In writing this piece, I dug up an old email that Cindy wrote to me after our first meeting over five years ago. I remember reading it when it came in and being surprised that, at such a big university, someone would care enough about meeting me to write me an email. That care for each student did not end there.

A few years later, with their help, I found myself presenting a paper I had worked on in their class at a conference. I also found myself attending deeply interesting programming which they helped to put on in their capacity as the Gender Studies Club advisor. In fall 2021, they helped me get an internship, which fulfilled both political science and gender studies criteria, for my spring 2022 semester.

I don’t expect someone to take over and be another Cindy LaCom.
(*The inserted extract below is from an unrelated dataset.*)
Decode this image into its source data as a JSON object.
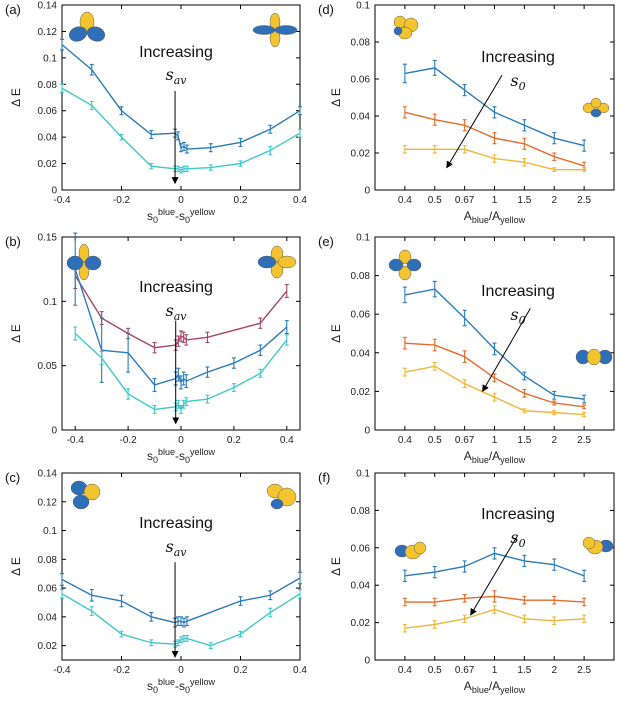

Their shoes are incredibly hard to fill, and their impact on this university and the students here will only be truly measurable in the years to come.

But, despite this, failing to fill Cindy’s position, and instead choosing to cut it out, is an administrative short sight in the name of a budget which should be righted.

The clearest route for this to be done is by changing course sooner rather than later and pursuing a full-time tenure-tracked professor to co-direct the department by spring 2023. This position would allow for Cindy’s shoes to be filled, for students to not lose the many opportunities offered by gender studies, and affirm, once again, that this university understands that DEI is important across disciplines and majors.

Opportunities like these, which I was offered, need to be protected for both future and current students. I believe doing anything less to be a disservice to all those who pursue learning at Slippery Rock University. The course needs to be changed and someone needs to be found to co-direct gender studies rather than taking the easy route which the university has decided on, one which clearly ends in cutting student opportunities.